Photodynamic Therapy with Visudyne™
During April 2000, the FDA approved a new treatment, Photodynamic Laser Therapy, which uses a light-activated drug called Visudyne™(verteporfin for injection). Visudyne™ therapy is a two-step procedure that can be performed in a doctor's office. First, Visudyne™ is injected intravenously into the patient’s arm. The drug is then activated by shining non-thermal laser light into the patient’s eye. Visudyne™ therapy involves the use of a specifically-designed laser that produces the low-level, non-thermal light required to activate the drug which results in a selective destruction of the unwanted leaking vessels.(1.) The procedure seals off leaking vessels while leaving healthy ones intact and is believed to be a major improvement over previous laser treatments. In one large clinical trial, photodynamic therapy with VisudyneTM photosensitizer delayed or prevented loss of vision during at least one year follow up in patients with predominantly classic CNV lesions.(2.) Unfortunately, even the most successful treatments do not preclude reoccurrence, making multiple treatments likely. However, the rate of vision loss may be slowed down and some sight may be preserved. It is important to understand that this drug is not a cure. At best it preserves the status quo: It will not restore vision that has already been lost.

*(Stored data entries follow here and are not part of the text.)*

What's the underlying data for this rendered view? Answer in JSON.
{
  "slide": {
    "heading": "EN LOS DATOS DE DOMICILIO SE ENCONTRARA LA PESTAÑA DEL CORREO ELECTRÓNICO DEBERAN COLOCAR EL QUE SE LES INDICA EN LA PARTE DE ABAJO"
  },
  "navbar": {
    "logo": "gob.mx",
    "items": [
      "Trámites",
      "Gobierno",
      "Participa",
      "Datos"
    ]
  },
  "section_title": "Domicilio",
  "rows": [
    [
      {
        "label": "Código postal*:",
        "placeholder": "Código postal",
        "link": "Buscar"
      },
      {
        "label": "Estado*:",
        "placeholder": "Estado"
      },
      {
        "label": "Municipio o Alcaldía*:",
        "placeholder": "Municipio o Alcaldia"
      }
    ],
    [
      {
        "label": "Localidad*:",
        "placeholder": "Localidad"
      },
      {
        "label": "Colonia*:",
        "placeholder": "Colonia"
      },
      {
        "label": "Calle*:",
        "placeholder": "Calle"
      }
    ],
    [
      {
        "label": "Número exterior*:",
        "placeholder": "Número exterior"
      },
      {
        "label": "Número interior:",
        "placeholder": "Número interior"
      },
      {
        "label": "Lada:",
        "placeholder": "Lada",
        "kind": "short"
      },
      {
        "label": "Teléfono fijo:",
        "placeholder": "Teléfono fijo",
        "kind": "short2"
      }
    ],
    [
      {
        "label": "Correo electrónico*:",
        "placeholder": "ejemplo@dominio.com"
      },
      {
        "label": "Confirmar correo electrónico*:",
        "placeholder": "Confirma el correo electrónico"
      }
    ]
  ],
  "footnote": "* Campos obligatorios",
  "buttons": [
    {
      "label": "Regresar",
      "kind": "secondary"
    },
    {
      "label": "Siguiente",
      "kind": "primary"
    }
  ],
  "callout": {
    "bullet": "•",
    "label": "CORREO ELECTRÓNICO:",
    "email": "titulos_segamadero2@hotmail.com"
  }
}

1. Miller, JW. Photodynamic therapy of experimental choroidal neovascularization using lipoprotein-delivered benzoporphyrin. Arch Ophthal. 1995;113:810-18.
2. Treatment of age-related macular degeneration with photodynamic therapy [TAP Study Group]. Photodynamic therapy of subfoveal choroidal neovascularization in age-related macular degeneration with verteporfin; One-year results of two randomized clinical trials-TAP Report. Arch Ophthal. 1999;117:1329-45.
3. Argon laser photocoagulation for neovascular maculopathy; 5 year results from randomized clinical trials. Arch Ophthal. 1991;109:1109-14.
4. Laser photocoagulation for juxtafoveal chorodial neovascularization; 5-year results from randomized clinical trials. Arch Ophthal. 1994;112:500-9.
5. Laser photocoagulation for subfoveal neovascular lesions of age-related macular degeneration; Updated findings from 2 clinical trials. Arch Ophthal. 1993;111:1200-9.
6. Visual outcome after laser photocoagulation for subfoveal choroidal neovascularization secondary to age-related macular degeneration: The influence of initial lesion size and initial visual acuity. Arch Ophthal. 1994;112:480-8.